Saturday, June 20, 2009

Fund Your Project With The Threshold Pledge System

The threshold pledge system is actually fairly common in everyday life. How often does a group of friends pool together money to buy something, or commit to doing something if the other friends make the same commitment? Here are three applications with examples: 
  1. Monetary goal
    • Example: A group wants to make a purchase (parhaps to receive a group discount), and they all pitch in
    • Example: A project can only get started with a certain amount of money, so interested people donate to meet the contribution goal
  2. Group action
    • Example: An action like conserving energy or writing to the government only has a significant effect in numbers, so pledges are made as a group
  3. Monetary incentive
    • Example: Incentive is created for a public good that can only be supplied by certain people like a copyleft work or a missing feature in a free software project by donors who pledge money for whoever completes the job for them. 
In applying this system, the ultimate goal of a project cannot be reached until a certain amount of pledges are made. There is also usually an assurance contract which means that if the goal is not met by a specified deadline, then no pledges are collected, or all pledges are refunded. 

Here are some websites which are really helpful in organizing fundraisers and group actions using the threshold pledge system: 
  • The Point - Good for for applications 1 & 2 
  • Fundable - Good for application 1
  • microPledge - Good for application 1, but currently frozen in development
  • PledgeBank - Good for application 2
  • COfundOS - Good for application 3 applied specifically to open source software
I hope you find this solution and these websites useful for whatever projects you haven't yet been able to take on without this!

4 comments:

Anonymous said...

Is the numbering off, or is the referencing the numbering below in the itemisation correct? Very confused ...

pwnguin said...

COfundOS sounds interesting, but I don't like the lack of community engagement, and general opacity of the operators. Trust and policing is paramount, or else you wind up with offers to perform work substantially above what the site can collect.

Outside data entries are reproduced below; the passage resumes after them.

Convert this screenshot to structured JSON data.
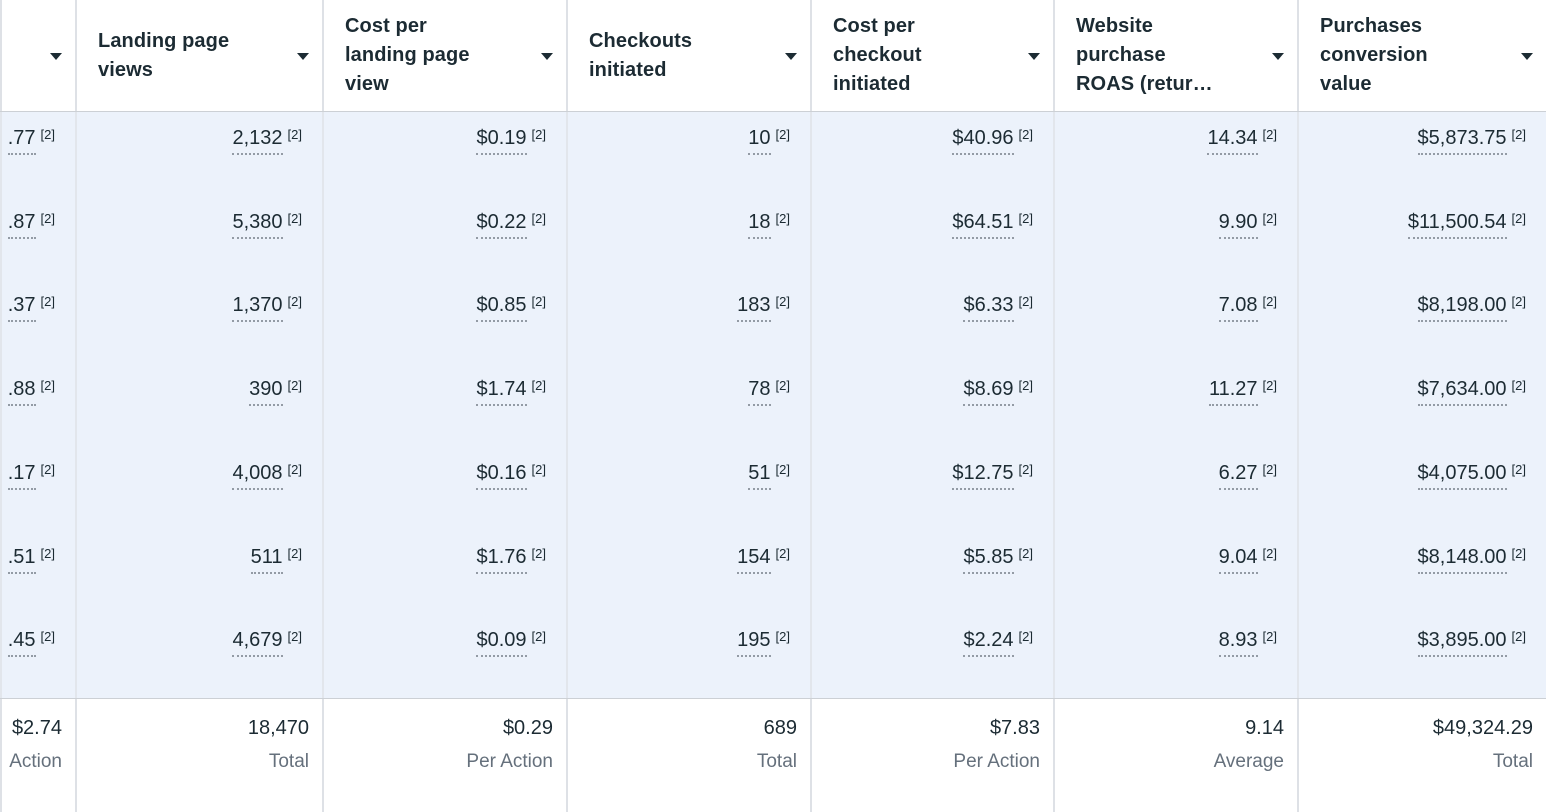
{
  "page": {
    "type": "ads-reporting-metrics-table"
  },
  "colors": {
    "highlight_column_bg": "#ECF2FB",
    "text_primary": "#1C2B33",
    "text_muted": "#65707C",
    "column_divider": "#E2E6EC",
    "header_divider": "#DEE1E6",
    "section_border": "#CCD0D5",
    "underline_dots": "#939BA5"
  },
  "icons": {
    "column_header_caret": "caret-down-icon"
  },
  "table": {
    "footnote_marker": "[2]",
    "columns": [
      {
        "id": "leading-clipped",
        "label": ""
      },
      {
        "id": "landing-page-views",
        "label": "Landing page views"
      },
      {
        "id": "cost-per-landing-page-view",
        "label": "Cost per landing page view"
      },
      {
        "id": "checkouts-initiated",
        "label": "Checkouts initiated"
      },
      {
        "id": "cost-per-checkout-initiated",
        "label": "Cost per checkout initiated"
      },
      {
        "id": "website-purchase-roas",
        "label": "Website purchase ROAS (retur…"
      },
      {
        "id": "purchases-conversion-value",
        "label": "Purchases conversion value"
      }
    ],
    "rows": [
      {
        "cells": [
          ".77",
          "2,132",
          "$0.19",
          "10",
          "$40.96",
          "14.34",
          "$5,873.75"
        ]
      },
      {
        "cells": [
          ".87",
          "5,380",
          "$0.22",
          "18",
          "$64.51",
          "9.90",
          "$11,500.54"
        ]
      },
      {
        "cells": [
          ".37",
          "1,370",
          "$0.85",
          "183",
          "$6.33",
          "7.08",
          "$8,198.00"
        ]
      },
      {
        "cells": [
          ".88",
          "390",
          "$1.74",
          "78",
          "$8.69",
          "11.27",
          "$7,634.00"
        ]
      },
      {
        "cells": [
          ".17",
          "4,008",
          "$0.16",
          "51",
          "$12.75",
          "6.27",
          "$4,075.00"
        ]
      },
      {
        "cells": [
          ".51",
          "511",
          "$1.76",
          "154",
          "$5.85",
          "9.04",
          "$8,148.00"
        ]
      },
      {
        "cells": [
          ".45",
          "4,679",
          "$0.09",
          "195",
          "$2.24",
          "8.93",
          "$3,895.00"
        ]
      }
    ],
    "summary": {
      "values": [
        "$2.74",
        "18,470",
        "$0.29",
        "689",
        "$7.83",
        "9.14",
        "$49,324.29"
      ],
      "labels": [
        "Action",
        "Total",
        "Per Action",
        "Total",
        "Per Action",
        "Average",
        "Total"
      ]
    }
  }
}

There's also a matter of taxation. Even if you use words like donation and group benefit, it's a contract and qualifies as income. I'm not certain a market making function of individuals looking to spend and earn money qualifies as non-profit either.

Nick HS said...

Donations also often have a profoundly negative effect on communities that work around social norms, where everyone does things for free and in return you do something and so on. The introduction of money in a community project more often then not rips it apart and encourages negative aspects such as elitism and such, combined with the age old "I did more work/Have been here longer I should get a bigger share of the pie"

Bounties themselves often fail as humans don't see them as additions to the satisfaction they get from doing the work, but as a replacement.

If you really want to support your open source project as a corporation or such then fund a conference and help subsidise lodging, flights etc. Or purchase devices that developers need to test. Or hire a developer as an intern. Personally I would be very careful donating small sums of money to projects without strict policies regarding donations and how the pie will be split or where the money will go to.